I have a very small collection. I haven't hooked up my turntable since we moved into the house in July (bows head in shame).

 
I have some that I kept. Beatles Love Me true from Parlophone for one. Estate sales are great for vinyl. I thought I would make my fortune selling them in 1999, but the market just wasn't there. I gave 800 of them to a high school kid that was trying to make money for a trip of some such. I kept a lot of the very best. Bought a whole pile of great, early jazz at a yard sale in Ottawa for $25.00 Cdn in 1991. I sold turntables on Ebay for a couple of years. Hard to pack and ship.
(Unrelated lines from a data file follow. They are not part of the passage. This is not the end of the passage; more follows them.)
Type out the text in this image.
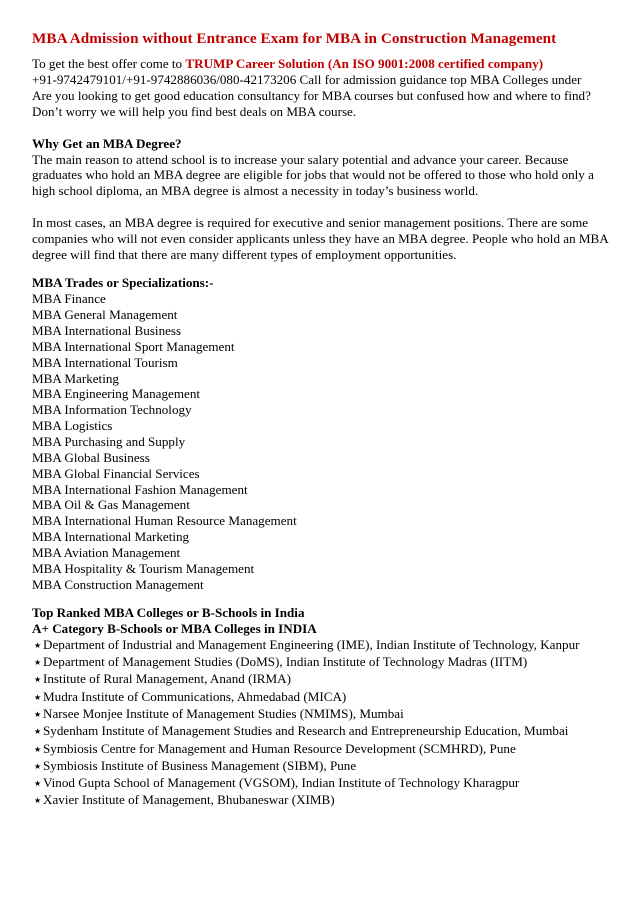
MBA Admission without Entrance Exam for MBA in Construction Management

To get the best offer come to TRUMP Career Solution (An ISO 9001:2008 certified company)
+91-9742479101/+91-9742886036/080-42173206 Call for admission guidance top MBA Colleges under
Are you looking to get good education consultancy for MBA courses but confused how and where to find? Don’t worry we will help you find best deals on MBA course.

Why Get an MBA Degree?

The main reason to attend school is to increase your salary potential and advance your career. Because graduates who hold an MBA degree are eligible for jobs that would not be offered to those who hold only a high school diploma, an MBA degree is almost a necessity in today’s business world.

In most cases, an MBA degree is required for executive and senior management positions. There are some companies who will not even consider applicants unless they have an MBA degree. People who hold an MBA degree will find that there are many different types of employment opportunities.

MBA Trades or Specializations:-

MBA Finance
MBA General Management
MBA International Business
MBA International Sport Management
MBA International Tourism
MBA Marketing
MBA Engineering Management
MBA Information Technology
MBA Logistics
MBA Purchasing and Supply
MBA Global Business
MBA Global Financial Services
MBA International Fashion Management
MBA Oil & Gas Management
MBA International Human Resource Management
MBA International Marketing
MBA Aviation Management
MBA Hospitality & Tourism Management
MBA Construction Management

Top Ranked MBA Colleges or B-Schools in India

A+ Category B-Schools or MBA Colleges in INDIA

★ Department of Industrial and Management Engineering (IME), Indian Institute of Technology, Kanpur
★ Department of Management Studies (DoMS), Indian Institute of Technology Madras (IITM)
★ Institute of Rural Management, Anand (IRMA)
★ Mudra Institute of Communications, Ahmedabad (MICA)
★ Narsee Monjee Institute of Management Studies (NMIMS), Mumbai
★ Sydenham Institute of Management Studies and Research and Entrepreneurship Education, Mumbai
★ Symbiosis Centre for Management and Human Resource Development (SCMHRD), Pune
★ Symbiosis Institute of Business Management (SIBM), Pune
★ Vinod Gupta School of Management (VGSOM), Indian Institute of Technology Kharagpur
★ Xavier Institute of Management, Bhubaneswar (XIMB)
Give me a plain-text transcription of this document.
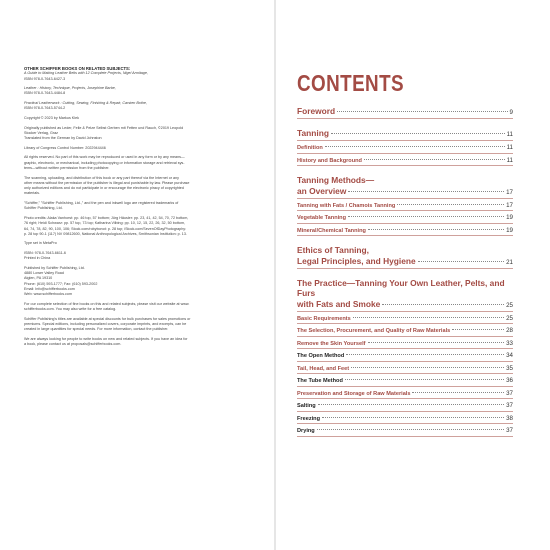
OTHER SCHIFFER BOOKS ON RELATED SUBJECTS:

A Guide to Making Leather Belts with 12 Complete Projects, Nigel Armitage,

ISBN 978-0-7643-6427-3

Leather : History, Technique, Projects, Josephine Barbe,

ISBN 978-0-7643-4484-8

Practical Leatherwork : Cutting, Sewing, Finishing & Repair, Carsten Bothe,

ISBN 978-0-7643-5744-2

Copyright © 2023 by Markus Klek

Originally published as Leder, Felle & Pelze Selbst Gerben mit Fetten und Rauch, ©2019 Leopold

Stocker Verlag, Graz

Translated from the German by David Johnston

Library of Congress Control Number: 2022944446

All rights reserved. No part of this work may be reproduced or used in any form or by any means—

graphic, electronic, or mechanical, including photocopying or information storage and retrieval sys-

tems—without written permission from the publisher.

The scanning, uploading, and distribution of this book or any part thereof via the Internet or any

other means without the permission of the publisher is illegal and punishable by law. Please purchase

only authorized editions and do not participate in or encourage the electronic piracy of copyrighted

materials.

"Schiffer," "Schiffer Publishing, Ltd.," and the pen and inkwell logo are registered trademarks of

Schiffer Publishing, Ltd.

Photo credits: Alaka Vanhorst: pp. 46 top, 57 bottom; Jürg Häusler: pp. 23, 41, 42, 54, 70, 72 bottom,

76 right; Heidi Schwarz: pp. 57 top, 73 top; Katharina Vilbing: pp. 10, 12, 15, 22, 26, 32, 50 bottom,

64, 74, 78, 82, 90, 100, 106; Stock.com/robybonot: p. 28 top; iStock.com/SevenOfDayPhotography:

p. 28 top 90-1 (117) NV 09812600, National Anthropological Archives, Smithsonian Institution: p. 13.

Type set in MetaPro

ISBN: 978-0-7643-6611-6

Printed in China

Published by Schiffer Publishing, Ltd.

4880 Lower Valley Road

Atglen, PA 19310

Phone: (610) 593-1777; Fax: (610) 593-2002

Email: Info@schifferbooks.com

Web: www.schifferbooks.com

For our complete selection of fine books on this and related subjects, please visit our website at www.

schifferbooks.com. You may also write for a free catalog.

Schiffer Publishing's titles are available at special discounts for bulk purchases for sales promotions or

premiums. Special editions, including personalized covers, corporate imprints, and excerpts, can be

created in large quantities for special needs. For more information, contact the publisher.

We are always looking for people to write books on new and related subjects. If you have an idea for

a book, please contact us at proposals@schifferbooks.com.

CONTENTS
Foreword	9
Tanning	11
Definition	11
History and Background	11
Tanning Methods—
an Overview	17
Tanning with Fats / Chamois Tanning	17
Vegetable Tanning	19
Mineral/Chemical Tanning	19
Ethics of Tanning,
Legal Principles, and Hygiene	21
The Practice—Tanning Your Own Leather, Pelts, and Furs
with Fats and Smoke	25
Basic Requirements	25
The Selection, Procurement, and Quality of Raw Materials	28
Remove the Skin Yourself	33
The Open Method	34
Tail, Head, and Feet	35
The Tube Method	36
Preservation and Storage of Raw Materials	37
Salting	37
Freezing	38
Drying	37
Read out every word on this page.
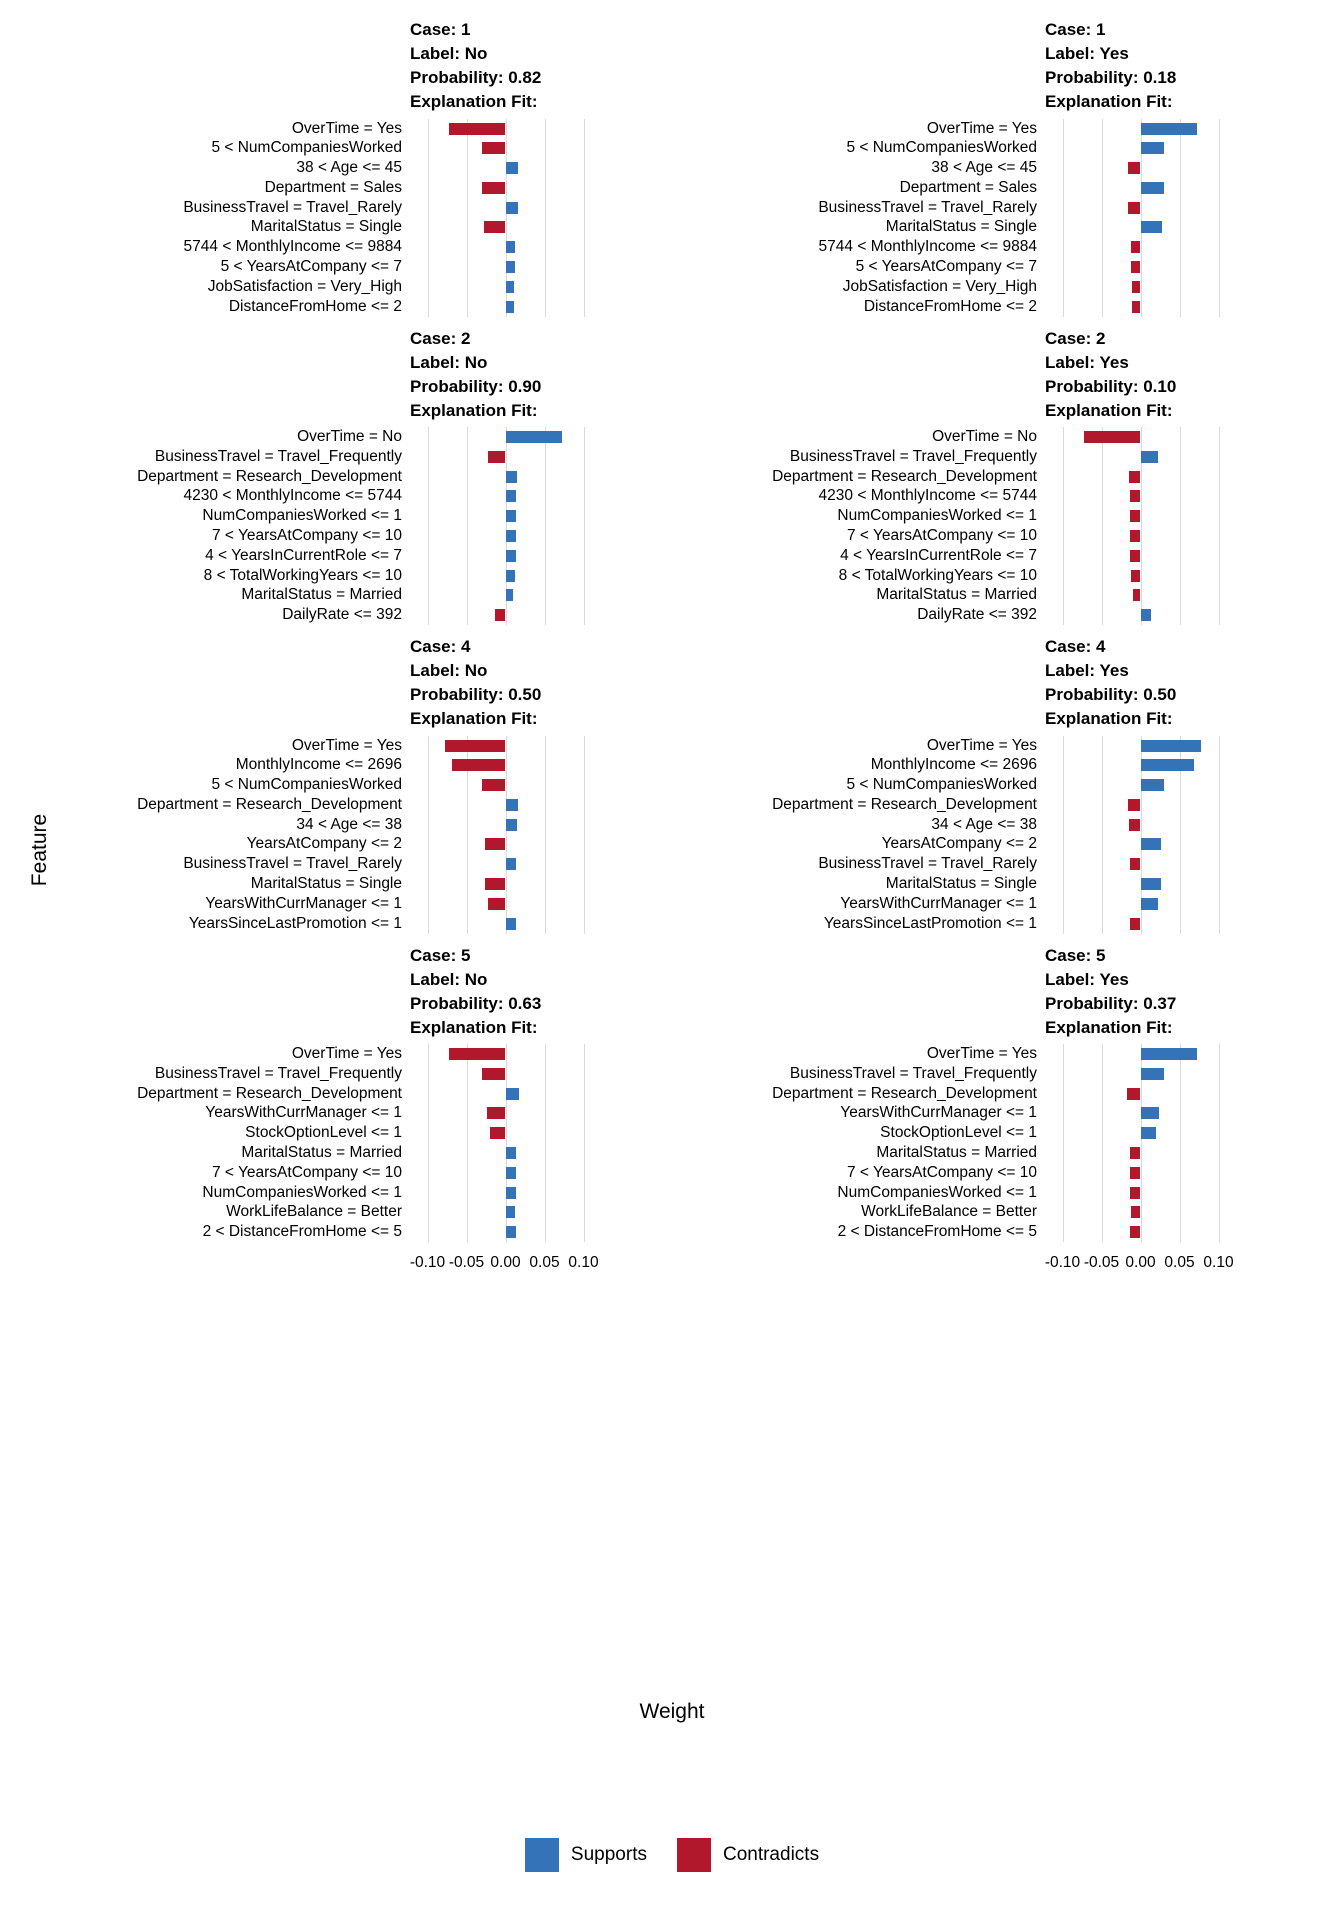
Feature
Case: 1
Label: No
Probability: 0.82
Explanation Fit:
OverTime = Yes
5 < NumCompaniesWorked
38 < Age <= 45
Department = Sales
BusinessTravel = Travel_Rarely
MaritalStatus = Single
5744 < MonthlyIncome <= 9884
5 < YearsAtCompany <= 7
JobSatisfaction = Very_High
DistanceFromHome <= 2
Case: 1
Label: Yes
Probability: 0.18
Explanation Fit:
OverTime = Yes
5 < NumCompaniesWorked
38 < Age <= 45
Department = Sales
BusinessTravel = Travel_Rarely
MaritalStatus = Single
5744 < MonthlyIncome <= 9884
5 < YearsAtCompany <= 7
JobSatisfaction = Very_High
DistanceFromHome <= 2
Case: 2
Label: No
Probability: 0.90
Explanation Fit:
OverTime = No
BusinessTravel = Travel_Frequently
Department = Research_Development
4230 < MonthlyIncome <= 5744
NumCompaniesWorked <= 1
7 < YearsAtCompany <= 10
4 < YearsInCurrentRole <= 7
8 < TotalWorkingYears <= 10
MaritalStatus = Married
DailyRate <= 392
Case: 2
Label: Yes
Probability: 0.10
Explanation Fit:
OverTime = No
BusinessTravel = Travel_Frequently
Department = Research_Development
4230 < MonthlyIncome <= 5744
NumCompaniesWorked <= 1
7 < YearsAtCompany <= 10
4 < YearsInCurrentRole <= 7
8 < TotalWorkingYears <= 10
MaritalStatus = Married
DailyRate <= 392
Case: 4
Label: No
Probability: 0.50
Explanation Fit:
OverTime = Yes
MonthlyIncome <= 2696
5 < NumCompaniesWorked
Department = Research_Development
34 < Age <= 38
YearsAtCompany <= 2
BusinessTravel = Travel_Rarely
MaritalStatus = Single
YearsWithCurrManager <= 1
YearsSinceLastPromotion <= 1
Case: 4
Label: Yes
Probability: 0.50
Explanation Fit:
OverTime = Yes
MonthlyIncome <= 2696
5 < NumCompaniesWorked
Department = Research_Development
34 < Age <= 38
YearsAtCompany <= 2
BusinessTravel = Travel_Rarely
MaritalStatus = Single
YearsWithCurrManager <= 1
YearsSinceLastPromotion <= 1
Case: 5
Label: No
Probability: 0.63
Explanation Fit:
OverTime = Yes
BusinessTravel = Travel_Frequently
Department = Research_Development
YearsWithCurrManager <= 1
StockOptionLevel <= 1
MaritalStatus = Married
7 < YearsAtCompany <= 10
NumCompaniesWorked <= 1
WorkLifeBalance = Better
2 < DistanceFromHome <= 5
Case: 5
Label: Yes
Probability: 0.37
Explanation Fit:
OverTime = Yes
BusinessTravel = Travel_Frequently
Department = Research_Development
YearsWithCurrManager <= 1
StockOptionLevel <= 1
MaritalStatus = Married
7 < YearsAtCompany <= 10
NumCompaniesWorked <= 1
WorkLifeBalance = Better
2 < DistanceFromHome <= 5
-0.10 -0.05 0.00 0.05 0.10	-0.10 -0.05 0.00 0.05 0.10
Weight
Supports	Contradicts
Kept a couple of great Sony ones (one belt drive with a good, heavy disc and another that is automatic) and am ADC Accutrac 4000 that looks like new.
 
I have several hundred albums and a very nice Kenwood KD550 direct drive turntable. I used an old Sony D5 cassette recorder as a pre-amp and patched the signal into my computer. Then I was able to convert some albums not found on CD into CDs. Recorded it to the computer then dehissed and denoised. The results were pretty good, although it was pretty time consuming.
 
I still have my vinyl records, love them dearly. Need to see about getting my turn table worked on. Belt slipped, can probably get it done, needs a new needle though.

Vinyl is still cool as hell. 🙂
 
Originally posted by: rocadelpunk
i wish.

but i was born in a cd age.

i have few hundred cds though :0

Vinyl is all over the place.
In the UK at least. A heck of a lot of new singles (generally most stuff but pop/rock) gets released on vinyl, both singles and albums.
We're in the "non-casette age", ie: mp3, CD and vinyl age.